Buffalo's Planning Board is raising some concerns about efforts to impose new design standards for future development in the Elmwood Village.
The new restrictions might foster a "cookie-cutter approach" to development along a successful commercial strip, city planners warned.
In a three-page critique, the board also raised fears that new rules governing parking lots and demolitions could have a negative impact on quality of life on residential streets near Elmwood.
But North Council Member Joseph Golombek Jr., who is sponsoring the plan, said he will push for passage at Tuesday's meeting. He said the Planning Board has had the proposal for a year, and if it wants to propose amendments, changes will be considered at a later time.
Golombek added that the sweeping design standards have been the focus of a decade-long review that involved input from 300 residents and business owners.
"Enough is enough," he said. "Hopefully, it will be approved next week." If approved, new projects would have to be built close to sidewalks, parking lots would be restricted to the rear of buildings, and developers would be prodded to build mixed-use projects that would include upper-floor apartments over businesses.
The plan also would impose new restrictions on demolitions, call for tougher public notification procedures before development occurs and would enact dozens of design mandates.
The Planning Board can only recommend changes, but its opinions typically carry weight in the Council. The board is challenging the claim that the new mandates will encourage "creativity and eclecticism" along Elmwood.
"The Planning Board believes some of the sections requiring, rather than suggesting, specific design criteria is actually forcing a 'cookie cutter' approach to the street [by] prohibiting certain types of materials," planners wrote.
Requiring every parking lot to be located behind buildings is impractical in some instances and will only force commercial parking onto residential streets, the board warned. Allowing parking lots on the sides of buildings is not always a negative if done properly, planners argued.
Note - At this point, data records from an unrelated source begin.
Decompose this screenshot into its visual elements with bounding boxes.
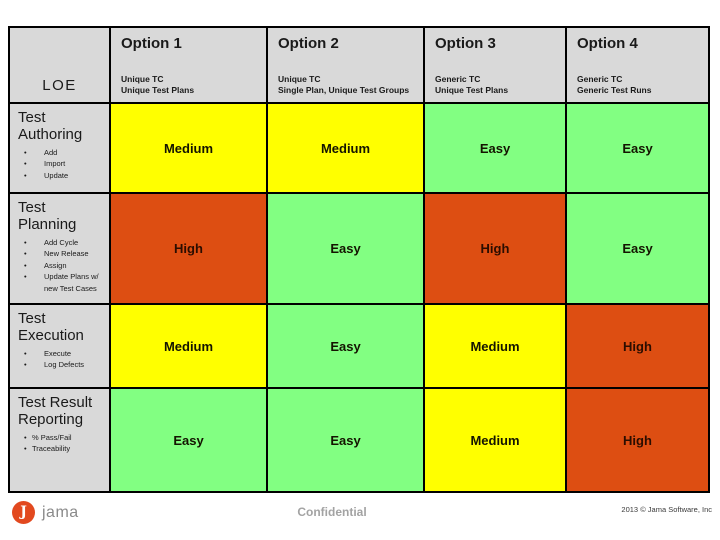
subtitle-line: Generic TC: [435, 73, 481, 84]
row-header-test-result-reporting: Test Result Reporting % Pass/Fail Tracea…: [10, 389, 109, 491]
column-subtitle: Unique TC Unique Test Plans: [121, 74, 256, 96]
loe-cell-planning-option3: High: [425, 194, 565, 303]
loe-value: High: [480, 241, 510, 256]
bullet-item: Log Defects: [18, 359, 103, 371]
loe-value: Medium: [470, 338, 520, 354]
loe-cell-execution-option2: Easy: [268, 305, 423, 387]
subtitle-line: Generic Test Runs: [577, 84, 652, 95]
bullet-item: Update: [18, 170, 103, 182]
row-header-test-execution: Test Execution Execute Log Defects: [10, 305, 109, 387]
column-header-option-3: Option 3 Generic TC Unique Test Plans: [425, 28, 565, 102]
row-header-test-planning: Test Planning Add Cycle New Release Assi…: [10, 194, 109, 303]
subtitle-line: Unique TC: [278, 73, 321, 84]
bullet-item: New Release: [18, 248, 103, 260]
loe-value: Easy: [330, 338, 361, 354]
jama-logo: J jama: [12, 501, 79, 524]
table-corner-loe-label: LOE: [10, 28, 109, 102]
loe-comparison-table: LOE Option 1 Unique TC Unique Test Plans…: [8, 26, 710, 493]
loe-cell-authoring-option1: Medium: [111, 104, 266, 192]
row-bullet-list: Add Import Update: [18, 147, 103, 182]
subtitle-line: Generic TC: [577, 73, 623, 84]
loe-cell-reporting-option2: Easy: [268, 389, 423, 491]
row-title: Test Authoring: [18, 109, 83, 144]
loe-value: High: [174, 241, 203, 256]
loe-value: High: [623, 338, 652, 354]
loe-value: Easy: [330, 241, 361, 256]
loe-cell-reporting-option1: Easy: [111, 389, 266, 491]
row-bullet-list: Add Cycle New Release Assign Update Plan…: [18, 237, 103, 295]
loe-value: Easy: [479, 140, 511, 156]
loe-cell-authoring-option4: Easy: [567, 104, 708, 192]
row-header-test-authoring: Test Authoring Add Import Update: [10, 104, 109, 192]
loe-value: Easy: [173, 432, 204, 448]
loe-value: Easy: [622, 241, 653, 256]
column-title: Option 4: [577, 35, 638, 52]
copyright-label: 2013 © Jama Software, Inc: [621, 505, 712, 514]
bullet-item: Traceability: [18, 443, 103, 455]
row-bullet-list: Execute Log Defects: [18, 348, 103, 371]
column-title: Option 2: [278, 35, 339, 52]
jama-logo-wordmark: jama: [42, 503, 79, 521]
loe-cell-execution-option1: Medium: [111, 305, 266, 387]
subtitle-line: Unique TC: [121, 73, 164, 84]
loe-cell-authoring-option3: Easy: [425, 104, 565, 192]
bullet-item: % Pass/Fail: [18, 432, 103, 444]
subtitle-line: Unique Test Plans: [121, 84, 195, 95]
subtitle-line: Unique Test Plans: [435, 84, 509, 95]
bullet-item: Execute: [18, 348, 103, 360]
column-header-option-4: Option 4 Generic TC Generic Test Runs: [567, 28, 708, 102]
bullet-item: Add: [18, 147, 103, 159]
loe-cell-authoring-option2: Medium: [268, 104, 423, 192]
loe-cell-reporting-option4: High: [567, 389, 708, 491]
row-bullet-list: % Pass/Fail Traceability: [18, 432, 103, 455]
loe-cell-planning-option1: High: [111, 194, 266, 303]
loe-cell-execution-option4: High: [567, 305, 708, 387]
loe-value: Medium: [320, 140, 371, 156]
row-title: Test Result Reporting: [18, 394, 93, 429]
subtitle-line: Single Plan, Unique Test Groups: [278, 84, 410, 95]
column-subtitle: Generic TC Unique Test Plans: [435, 74, 555, 96]
row-title: Test Planning: [18, 199, 77, 234]
bullet-item: Add Cycle: [18, 237, 103, 249]
column-header-option-2: Option 2 Unique TC Single Plan, Unique T…: [268, 28, 423, 102]
bullet-item: Import: [18, 158, 103, 170]
column-title: Option 3: [435, 35, 496, 52]
column-subtitle: Generic TC Generic Test Runs: [577, 74, 698, 96]
column-title: Option 1: [121, 35, 182, 52]
loe-value: Easy: [622, 140, 653, 156]
jama-logo-icon: J: [12, 501, 35, 524]
loe-cell-execution-option3: Medium: [425, 305, 565, 387]
loe-cell-planning-option4: Easy: [567, 194, 708, 303]
loe-cell-reporting-option3: Medium: [425, 389, 565, 491]
column-header-option-1: Option 1 Unique TC Unique Test Plans: [111, 28, 266, 102]
loe-cell-planning-option2: Easy: [268, 194, 423, 303]
row-title: Test Execution: [18, 310, 84, 345]
bullet-item: Assign: [18, 260, 103, 272]
confidential-label: Confidential: [297, 505, 367, 519]
loe-value: High: [623, 432, 652, 448]
loe-value: Medium: [163, 338, 214, 354]
loe-value: Easy: [330, 432, 361, 448]
loe-value: Medium: [163, 140, 214, 156]
loe-value: Medium: [470, 432, 520, 448]
bullet-item: Update Plans w/ new Test Cases: [18, 271, 103, 294]
column-subtitle: Unique TC Single Plan, Unique Test Group…: [278, 74, 413, 96]
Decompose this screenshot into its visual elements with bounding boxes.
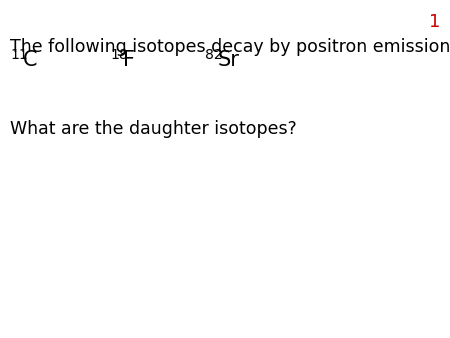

The board raised more than a dozen issues that range from ambiguous wording of provisions to prohibitions of signs on awnings.
"A tastefully done awning or canopy with a business name should be acceptable," the board asserted.
The Elmwood Village Design Standards District would include all commercial properties from the north side of North Street to Forest Avenue, extending to the east side of Richmond Avenue, and to the west side of Delaware Avenue.
Justin Azzarella, executive director of the Elmwood Village Association, met this week with lawmakers when he encouraged them to approve the plan.
"We have seen there is widespread support for this change," he said.
Mayor Byron W. Brown also supports the new design standards, spokesman Peter K. Cutler said Thursday. "But the mayor also thinks the Planning Board's concerns should be carefully considered."